Green nipples are a good idea. But, I've always thought that with all the physical changes that happen to the body with pregnancy/childbirth, a woman should actually grow another arm while pregnant. It would be so handy for mothers to have an extra arm! I never thought of this as a diagnostic sign of pregnancy, but I suppose that an arm bud appearing 6 days po would be a pretty good clear sign!!

Good luck and babydust to you!


----------



## Juliacat (May 8, 2002)

Yes, I hear you on that. For a long time I kept thinking I was pregnant because my boobs hurt. Period, period, period. Finally last cycle my boobs DIDN'T hurt and I was convinced THAT meant I was pregnant. Period.

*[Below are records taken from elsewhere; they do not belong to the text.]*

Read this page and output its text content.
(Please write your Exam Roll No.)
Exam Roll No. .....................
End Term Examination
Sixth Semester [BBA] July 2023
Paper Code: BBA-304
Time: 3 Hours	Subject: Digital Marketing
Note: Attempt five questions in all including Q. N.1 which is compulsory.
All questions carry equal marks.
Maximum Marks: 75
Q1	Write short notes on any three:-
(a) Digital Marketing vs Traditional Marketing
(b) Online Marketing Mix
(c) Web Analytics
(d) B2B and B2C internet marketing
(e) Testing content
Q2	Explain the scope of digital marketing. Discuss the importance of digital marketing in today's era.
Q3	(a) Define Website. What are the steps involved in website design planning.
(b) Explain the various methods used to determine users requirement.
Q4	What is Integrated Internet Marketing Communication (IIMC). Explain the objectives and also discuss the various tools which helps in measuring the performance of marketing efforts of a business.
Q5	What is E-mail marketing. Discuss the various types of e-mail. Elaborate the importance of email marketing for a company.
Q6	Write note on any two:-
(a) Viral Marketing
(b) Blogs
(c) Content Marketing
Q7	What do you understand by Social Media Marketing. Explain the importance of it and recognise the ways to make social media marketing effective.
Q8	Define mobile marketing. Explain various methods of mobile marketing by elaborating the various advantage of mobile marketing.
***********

: I want green nipples and an extra arm...or maybe a green arm....


----------



## Thursday Girl (Mar 26, 2004)

yep green nipples are a good idea. I also do the same thing.

Oh I have a few extra pimples, oh I am peeing a lot, oh I think something could be moving, I'm sure it's not gas, wow my sense of smell is amazing!!! always nothing. although I have to say my nipples are quite sensitive evrytime DD latches it hurts somewhat. and I am so sure this time, just so afraid it won't be.

Now I am a few days late and freaking out , I am actually checking my underwear to see if I've started. Oh I am certainley a mess.

Courtney


----------